Your super-power might be something that people are used to thinking about – you are amazing at playing the piano, or speaking in public, or throwing a ball. But it might be something much less obvious. There are many, many different kinds of things that people excel at. While our society celebrates remarkable skill in athletics or performance, I love to look for and to be inspired by unusual intellectual achievements.
For example, I’ve known some truly amazing programmers. I was one of the best coders around when I was an undergrad .. and then I met these people, who just utterly crush me in their ability to construct large systems at seemingly super-human speed. I worked with one of them who could hold tens of thousands of lines of code in his mind; he could see instantly how to create some new feature or modify the design in a fundamental way. I could work through the system and build up the knowledge in my head to get to the same goal, but he had the whole system on tap and immediately saw the solution. No amount of practice on my part would ever leave me able to match him at that particular skill. It was his super-power.
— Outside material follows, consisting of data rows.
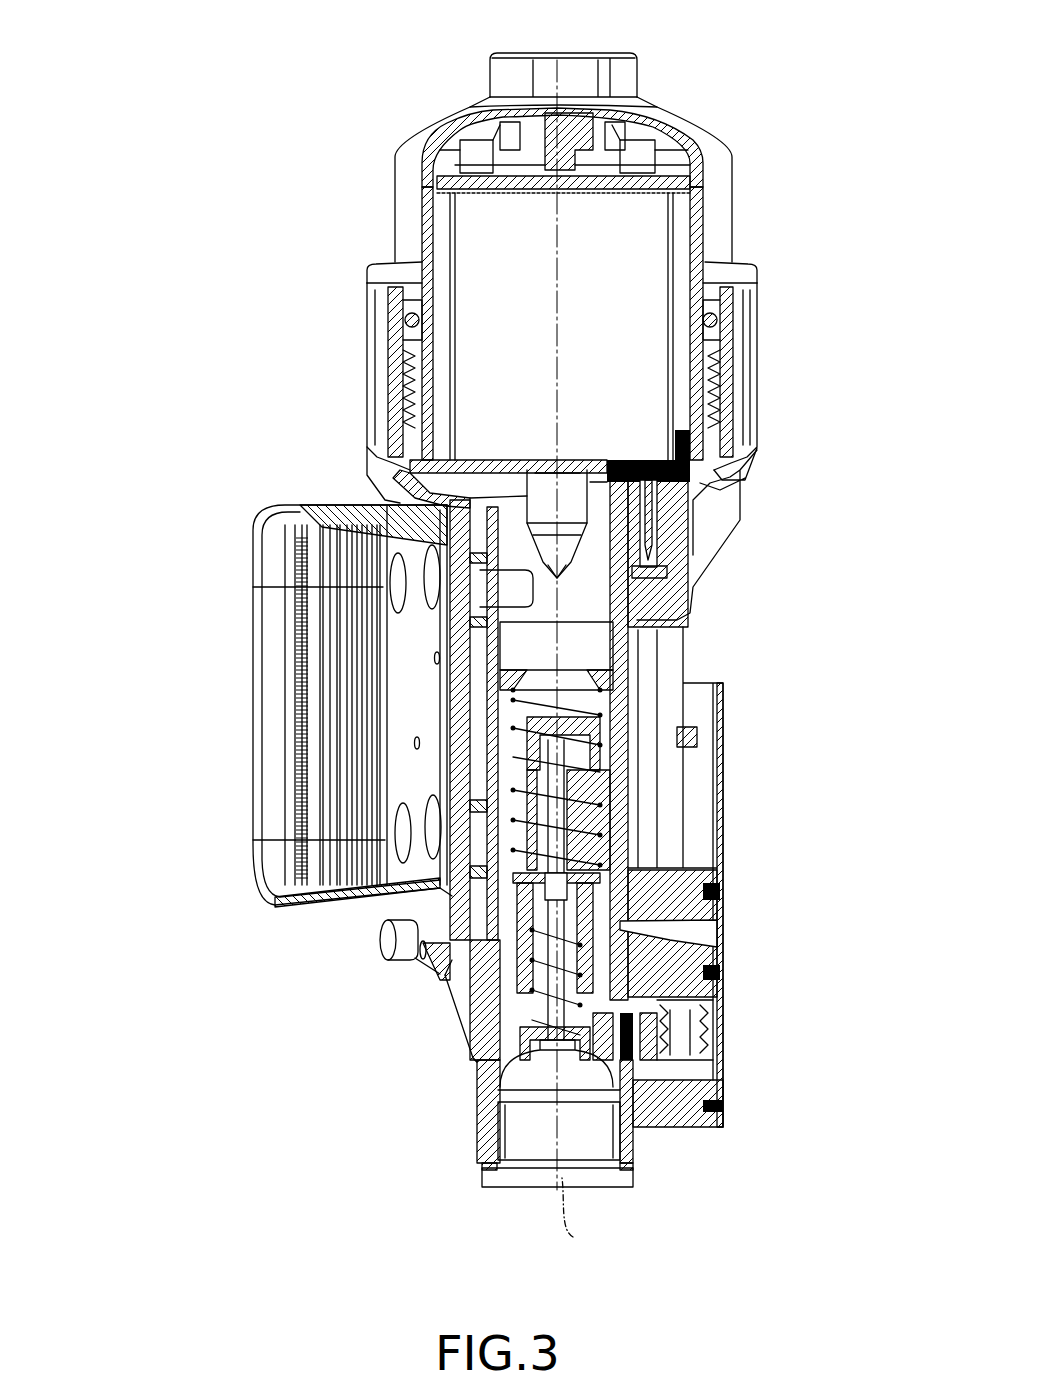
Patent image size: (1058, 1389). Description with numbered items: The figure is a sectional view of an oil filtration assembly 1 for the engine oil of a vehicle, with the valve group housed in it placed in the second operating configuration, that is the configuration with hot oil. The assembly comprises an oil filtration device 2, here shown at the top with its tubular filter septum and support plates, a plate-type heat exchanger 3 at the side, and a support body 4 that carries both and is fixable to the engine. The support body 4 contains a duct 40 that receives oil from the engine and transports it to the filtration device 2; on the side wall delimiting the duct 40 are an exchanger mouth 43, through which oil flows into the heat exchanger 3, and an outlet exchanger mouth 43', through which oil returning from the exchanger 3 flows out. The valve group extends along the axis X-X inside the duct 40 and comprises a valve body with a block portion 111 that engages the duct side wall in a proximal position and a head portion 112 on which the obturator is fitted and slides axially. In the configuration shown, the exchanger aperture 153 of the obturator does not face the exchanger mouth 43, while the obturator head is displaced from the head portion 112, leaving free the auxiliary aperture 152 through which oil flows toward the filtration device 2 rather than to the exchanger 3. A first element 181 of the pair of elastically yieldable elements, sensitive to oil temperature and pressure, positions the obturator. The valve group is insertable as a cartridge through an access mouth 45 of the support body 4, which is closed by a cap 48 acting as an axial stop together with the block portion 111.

The oil filtration assembly 1 is at (100, 143).
The oil filtration device 2 is at (287, 310).
The heat exchanger 3 is at (205, 718).
The support body 4 is at (573, 635).
The duct 40 is at (743, 477).
The exchanger mouth 43 is at (318, 946).
The outlet exchanger mouth 43' is at (364, 487).
The access mouth 45 is at (497, 1152).
The cap 48 is at (600, 1135).
The block portion 111 is at (663, 1125).
The head portion 112 is at (573, 778).
The auxiliary aperture 152 is at (625, 687).
The exchanger aperture 153 is at (480, 838).
The first element 181 is at (725, 953).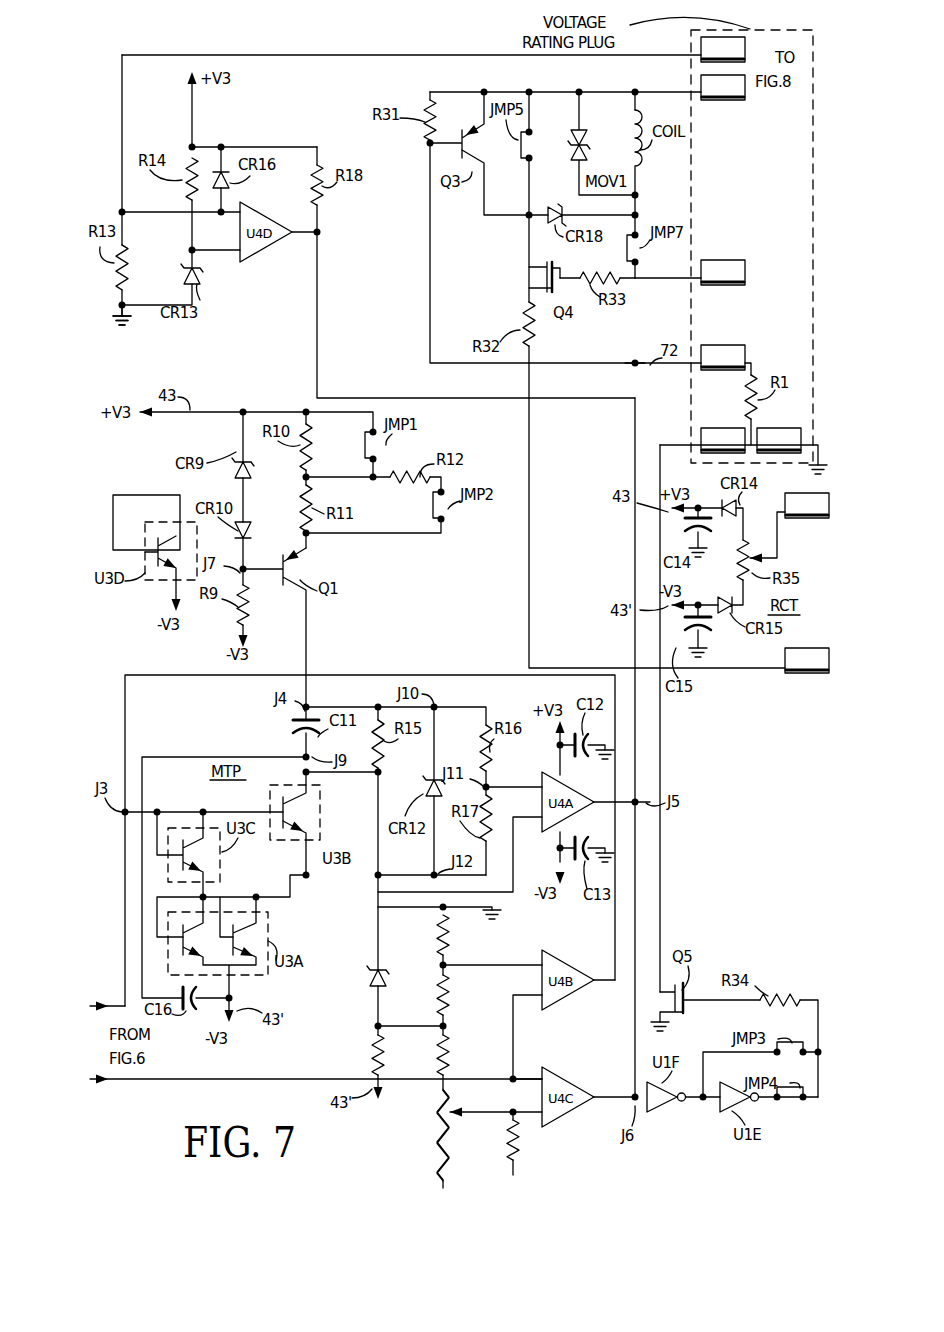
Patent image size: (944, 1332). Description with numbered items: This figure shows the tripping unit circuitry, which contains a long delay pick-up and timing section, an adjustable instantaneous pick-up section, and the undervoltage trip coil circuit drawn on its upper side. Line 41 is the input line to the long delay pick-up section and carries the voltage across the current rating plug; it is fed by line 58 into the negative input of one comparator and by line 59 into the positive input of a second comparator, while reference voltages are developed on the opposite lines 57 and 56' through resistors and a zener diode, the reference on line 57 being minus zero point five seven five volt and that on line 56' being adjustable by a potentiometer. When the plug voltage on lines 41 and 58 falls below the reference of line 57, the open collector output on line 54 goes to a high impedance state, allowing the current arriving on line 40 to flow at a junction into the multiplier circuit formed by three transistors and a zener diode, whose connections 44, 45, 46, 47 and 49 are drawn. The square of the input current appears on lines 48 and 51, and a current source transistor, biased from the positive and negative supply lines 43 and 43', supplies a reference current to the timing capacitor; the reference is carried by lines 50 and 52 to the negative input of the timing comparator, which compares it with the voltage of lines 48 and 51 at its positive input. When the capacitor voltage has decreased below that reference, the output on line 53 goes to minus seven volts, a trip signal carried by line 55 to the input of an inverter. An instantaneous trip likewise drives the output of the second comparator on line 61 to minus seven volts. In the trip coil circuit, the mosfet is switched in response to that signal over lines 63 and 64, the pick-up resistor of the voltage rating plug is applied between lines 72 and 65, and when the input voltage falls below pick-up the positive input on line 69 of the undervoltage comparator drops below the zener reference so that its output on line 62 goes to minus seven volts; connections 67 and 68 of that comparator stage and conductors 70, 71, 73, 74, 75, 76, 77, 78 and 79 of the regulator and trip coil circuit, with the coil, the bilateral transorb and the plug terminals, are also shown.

Richard Feynman was a brilliant Nobel Prize winning physicist who wrote a set of highly entertaining stories about his life. One of my favorite anecdotes was about his use of visual metaphor to grasp deeply complex abstract ideas. He would use this to test new topology theorems:
For instance, the mathematicians would come in with a terrific theorem, and they’re all excited. As they’re telling me the conditions of the theorem, I construct something which fits all the conditions … the balls turn colors, grow hairs, or whatever in my head as they put more conditions on. Finally they state the theorem, which is some dumb thing about the ball which isn’t true for my hairy green ball thing, so I say, “False!”
He was famous for creating visualizations of abstruse ideas that would let you use intuition rather than mathematical formulas. Other physicists would be laboriously building up their mental models using mathematics and other abstractions and he could leap to insights that they could never have gotten without hours or days of contemplation. Now that’s a cool super-power. But it isn’t one that most people would think of as a “skill”.
I hope these examples encourage you to look beyond the obvious and find the skills where you really stand out.
Investing in Your Super-Power
Even if you are naturally great at something, you have to hone it. Michael Jordan was legendary for ruthlessly pushing himself to practice and prepare harder than anyone else. If he had settled for a pickup game or two every week, he’d never have become the incredible player that he was. Louis Pasteur said “Let me tell you the secret that has led me to my goals: my strength lies solely in my tenacity.” There are many, many similar quotes from people who have accomplished great things. It is consistent with recent scientific studies, popularized by people like Malcolm Gladwell and Geoff Colvin, that magic happens when a talented person uses deliberate practice to develop a skill for 10,000 hours.
But if you are going to invest that kind of time and effort into something, you’ll get a much better result if you are betting on something you excel at. Lots of people are pretty good at lots of things .. you’ll achieve a more distinctive result if you invest massive time and energy in something that you are remarkably good at. And, you’ll be much more likely to stick with it, if you enjoy it. So I believe that one of the great quests is to find those things and to design your life to practice and exercise them as much as you can. I’m convinced that it is also one of the ways to be happiest and most passionate about what you are doing.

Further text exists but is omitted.